Back in 1946, the mere sight of a belly button was enough to send shock waves and indeed several countries, including Spain and Italy, banned the bikini early on. By the 1950s the bikini had become more acceptable in other parts of Europe, spurred in part by regular sightings of popular actresses Sophia Loren and Bridgett Bardot frolicking in the sparse suits along the French Rivera.
Two-piece swimsuits without a skirt panel started appearing in the United States as part of WWII rationing when the government ordered a 10% reduction in fabric used in woman’s swimwear, but it wasn’t until the 1960s that the navel-baring style gained widespread social acceptance.
Hollywood played a major role in stimulating demand for the diminutive suit led by a bikini-clad Ursula Andress emerging from the sea in the 1962 film Dr.
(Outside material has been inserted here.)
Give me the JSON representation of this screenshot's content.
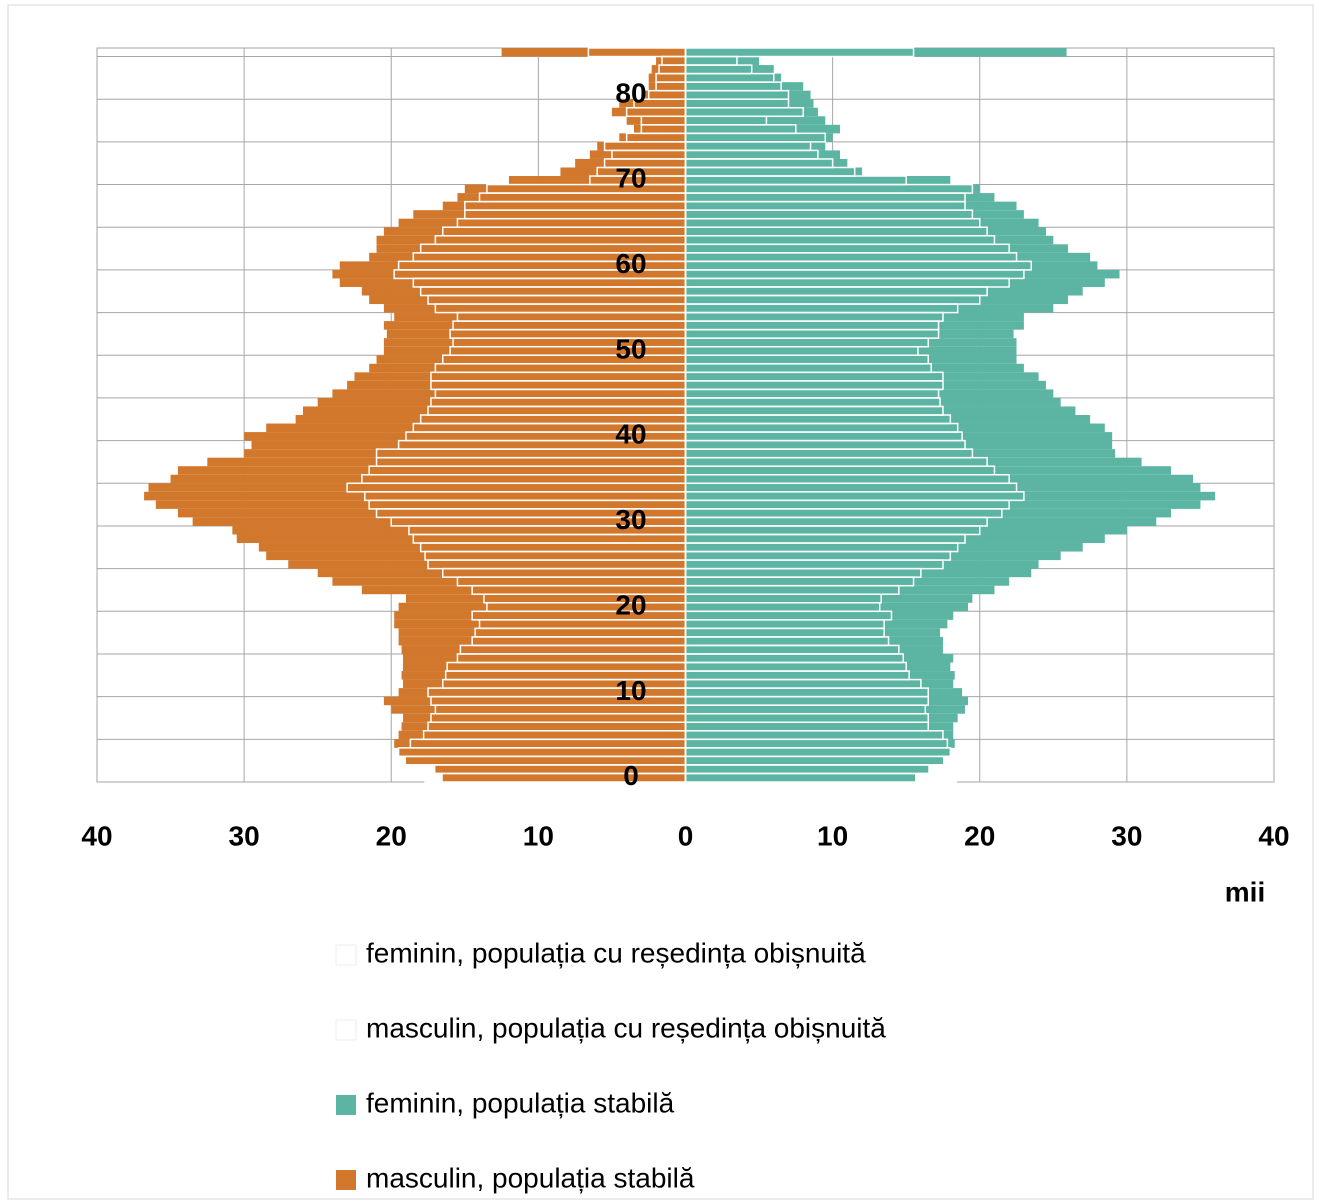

No. Another defining moment for the bikini came in 1964 with the publication of the first-ever Sports Illustrated swimsuit issue.
Today, it’s hard to imagine the controversy that surrounded the original itsy bitsy teeny weeny bikini. In an era of butt-bearing Brazilian-cut bottoms and thongs, simply displaying one’s belly button seems rather, well, Girly!
Whatever your choice of swimsuit, slather on plenty of sunscreen when heading to the beach or pool this summer. And, always pack a tampon … just in case.